Mack and his crew on board Cheyenne had never had a mission like this. Three submarines had been destroyed by Bremerton and four by Cheyenne in this one action alone. Independence and her Battle Group had, during this battle, destroyed over sixty ships and submarines, more than thirty aircraft, and inflicted irreparable damage on the military installations on the Spratly Islands. The tide in the war against China had now turned completely in America’s favor.

But Mack didn’t take much satisfaction in that. He knew that glory faded quickly, and tides had a way of turning when you least expected it.

12. Strait Up

The battle royale was over. Mack still could not believe the losses that Independence and her entire group had inflicted upon the Chinese. That battle, he was sure, would go down in history as the single most one-sided battle in naval history.

Cheyenne was currently running at periscope depth, with new information on their latest orders coming in over SSIXS. As soon as the new orders were decoded and printed out, Mack took them and went directly to his stateroom, where he could look at them and analyze the details of his upcoming mission in a quiet surrounding without any distractions.

As soon as Mack finished reading the new orders, he called a meeting in the wardroom with Cheyenne’s executive officer, the communicator, the combat systems officer, the navigator, and the sonar officer.

Within minutes, the officers Mack had requested were waiting in the wardroom. As Mack entered, all conversation cut off abruptly.

“Gentlemen,” Mack said, “I have just received our new orders. We have been tasked to detach from the Independence Battle Group and head north. We will have a long transit of over one thousand miles ahead of us. Our destination is the Formosa Strait, in between China and Taiwan.” Mack paused to let that last sentence sink in.

“Let me fill you in on what’s been going on in the world around us. Things have been going very well for the United States. Jiang Zemin, the Chinese president who was overthrown in the July coup, has recently surfaced in Taiwan after the USS Seawolf smuggled him out of mainland China.”

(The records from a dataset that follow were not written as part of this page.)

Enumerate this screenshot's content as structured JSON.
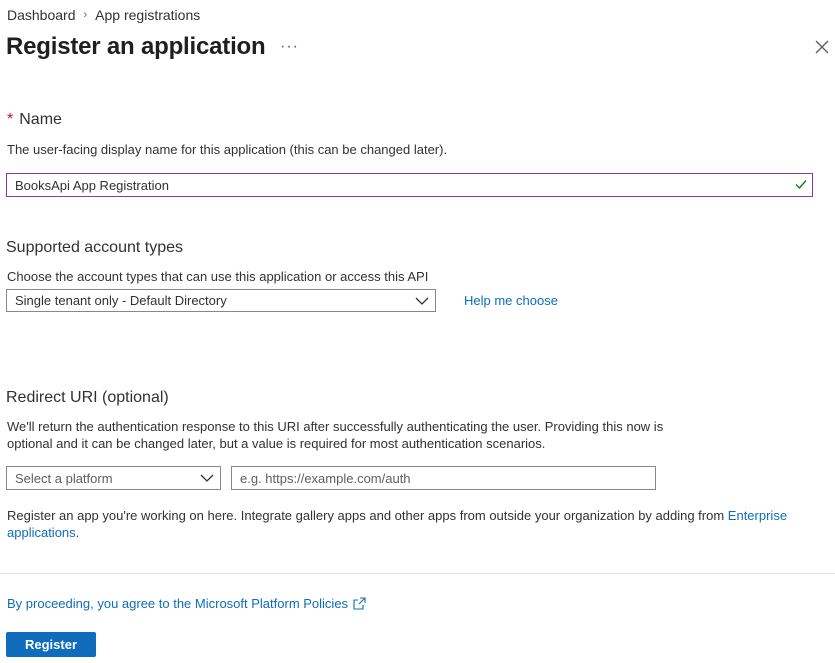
{
  "breadcrumb": {
    "items": [
      "Dashboard",
      "App registrations"
    ]
  },
  "page": {
    "title": "Register an application",
    "more": "···"
  },
  "name_section": {
    "label": "Name",
    "required_marker": "*",
    "description": "The user-facing display name for this application (this can be changed later).",
    "value": "BooksApi App Registration"
  },
  "account_types": {
    "heading": "Supported account types",
    "description": "Choose the account types that can use this application or access this API",
    "selected": "Single tenant only - Default Directory",
    "help_link": "Help me choose"
  },
  "redirect": {
    "heading": "Redirect URI (optional)",
    "description_line1": "We'll return the authentication response to this URI after successfully authenticating the user. Providing this now is",
    "description_line2": "optional and it can be changed later, but a value is required for most authentication scenarios.",
    "platform_placeholder": "Select a platform",
    "uri_placeholder": "e.g. https://example.com/auth"
  },
  "gallery_note": {
    "text": "Register an app you're working on here. Integrate gallery apps and other apps from outside your organization by adding from ",
    "link_line1": "Enterprise",
    "link_line2": "applications",
    "suffix": "."
  },
  "policy": {
    "link": "By proceeding, you agree to the Microsoft Platform Policies"
  },
  "actions": {
    "register": "Register"
  },
  "colors": {
    "accent": "#0f6cbd",
    "input_focus_border": "#8a3a96",
    "valid_check": "#107c10",
    "required": "#c50f1f"
  }
}
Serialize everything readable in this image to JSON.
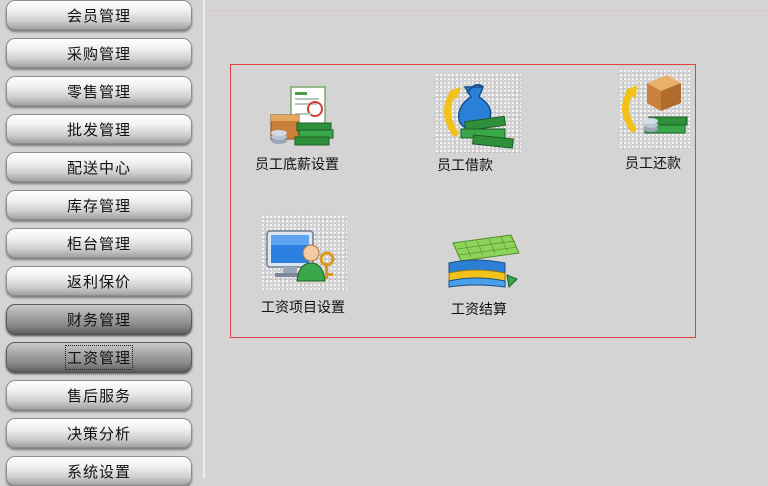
{
  "sidebar": {
    "items": [
      {
        "label": "会员管理",
        "style": "light"
      },
      {
        "label": "采购管理",
        "style": "light"
      },
      {
        "label": "零售管理",
        "style": "light"
      },
      {
        "label": "批发管理",
        "style": "light"
      },
      {
        "label": "配送中心",
        "style": "light"
      },
      {
        "label": "库存管理",
        "style": "light"
      },
      {
        "label": "柜台管理",
        "style": "light"
      },
      {
        "label": "返利保价",
        "style": "light"
      },
      {
        "label": "财务管理",
        "style": "dark"
      },
      {
        "label": "工资管理",
        "style": "dark",
        "selected": true
      },
      {
        "label": "售后服务",
        "style": "light"
      },
      {
        "label": "决策分析",
        "style": "light"
      },
      {
        "label": "系统设置",
        "style": "light"
      }
    ]
  },
  "panel": {
    "border_color": "#e04040",
    "tiles": [
      {
        "label": "员工底薪设置",
        "icon": "salary-document-money-icon"
      },
      {
        "label": "员工借款",
        "icon": "money-bag-loan-icon"
      },
      {
        "label": "员工还款",
        "icon": "box-repay-money-icon"
      },
      {
        "label": "工资项目设置",
        "icon": "monitor-user-key-icon"
      },
      {
        "label": "工资结算",
        "icon": "ledger-books-icon"
      }
    ]
  }
}
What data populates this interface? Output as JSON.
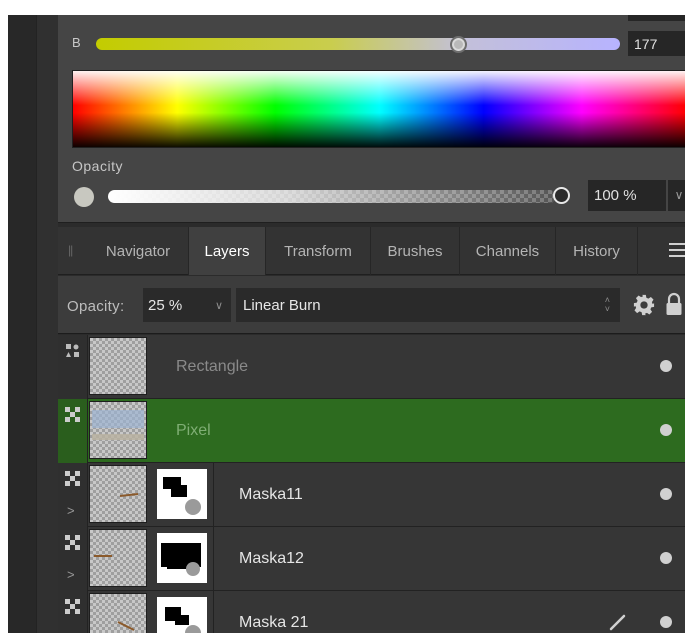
{
  "color_panel": {
    "b_label": "B",
    "b_value": "177",
    "b_level": 0.69,
    "opacity_label": "Opacity",
    "opacity_value": "100 %",
    "opacity_level": 1.0
  },
  "tabs": [
    {
      "label": "Navigator",
      "active": false
    },
    {
      "label": "Layers",
      "active": true
    },
    {
      "label": "Transform",
      "active": false
    },
    {
      "label": "Brushes",
      "active": false
    },
    {
      "label": "Channels",
      "active": false
    },
    {
      "label": "History",
      "active": false
    }
  ],
  "layer_options": {
    "opacity_label": "Opacity:",
    "opacity_value": "25 %",
    "blend_mode": "Linear Burn"
  },
  "layers": [
    {
      "name": "Rectangle",
      "dimmed": true,
      "selected": false,
      "type_icon": "shape-layer-icon",
      "has_mask": false
    },
    {
      "name": "Pixel",
      "dimmed": true,
      "selected": true,
      "type_icon": "pixel-layer-icon",
      "has_mask": false
    },
    {
      "name": "Maska11",
      "dimmed": false,
      "selected": false,
      "type_icon": "pixel-layer-icon",
      "has_mask": true
    },
    {
      "name": "Maska12",
      "dimmed": false,
      "selected": false,
      "type_icon": "pixel-layer-icon",
      "has_mask": true
    },
    {
      "name": "Maska 21",
      "dimmed": false,
      "selected": false,
      "type_icon": "pixel-layer-icon",
      "has_mask": true,
      "brush": true
    }
  ],
  "colors": {
    "selected_row": "#2d6b1f",
    "panel_bg": "#454545",
    "tab_active": "#404040"
  }
}
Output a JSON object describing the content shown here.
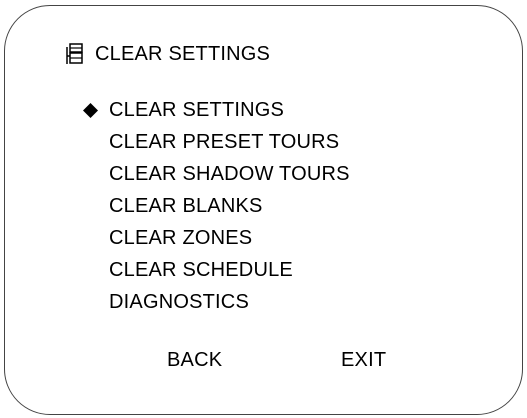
{
  "header": {
    "icon": "menu-tree-icon",
    "title": "CLEAR SETTINGS"
  },
  "menu": {
    "selected_index": 0,
    "cursor_icon": "diamond-cursor-icon",
    "items": [
      {
        "label": "CLEAR SETTINGS"
      },
      {
        "label": "CLEAR PRESET TOURS"
      },
      {
        "label": "CLEAR SHADOW TOURS"
      },
      {
        "label": "CLEAR BLANKS"
      },
      {
        "label": "CLEAR ZONES"
      },
      {
        "label": "CLEAR SCHEDULE"
      },
      {
        "label": "DIAGNOSTICS"
      }
    ]
  },
  "footer": {
    "back_label": "BACK",
    "exit_label": "EXIT"
  }
}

Mack knew that would come as a surprise to his officers. He gave them a moment to absorb that and then continued, “Cheyenne has been asked to ’delouse’ and reconnoiter the Formosa Strait so that Jiang can be transported back to China when the moment for him to return to power arrives.”

Mack looked around at the officers present, making eye contact with each of them. “Naval intelligence does not have a firm grasp on what type of enemy warships are in the area. They are expecting large numbers of Luda destroyers and possibly several very dangerous Akula or Kilo submarines. Naval intelligence also reports that large areas of the Formosa Strait are heavily mined, so let’s watch our step.”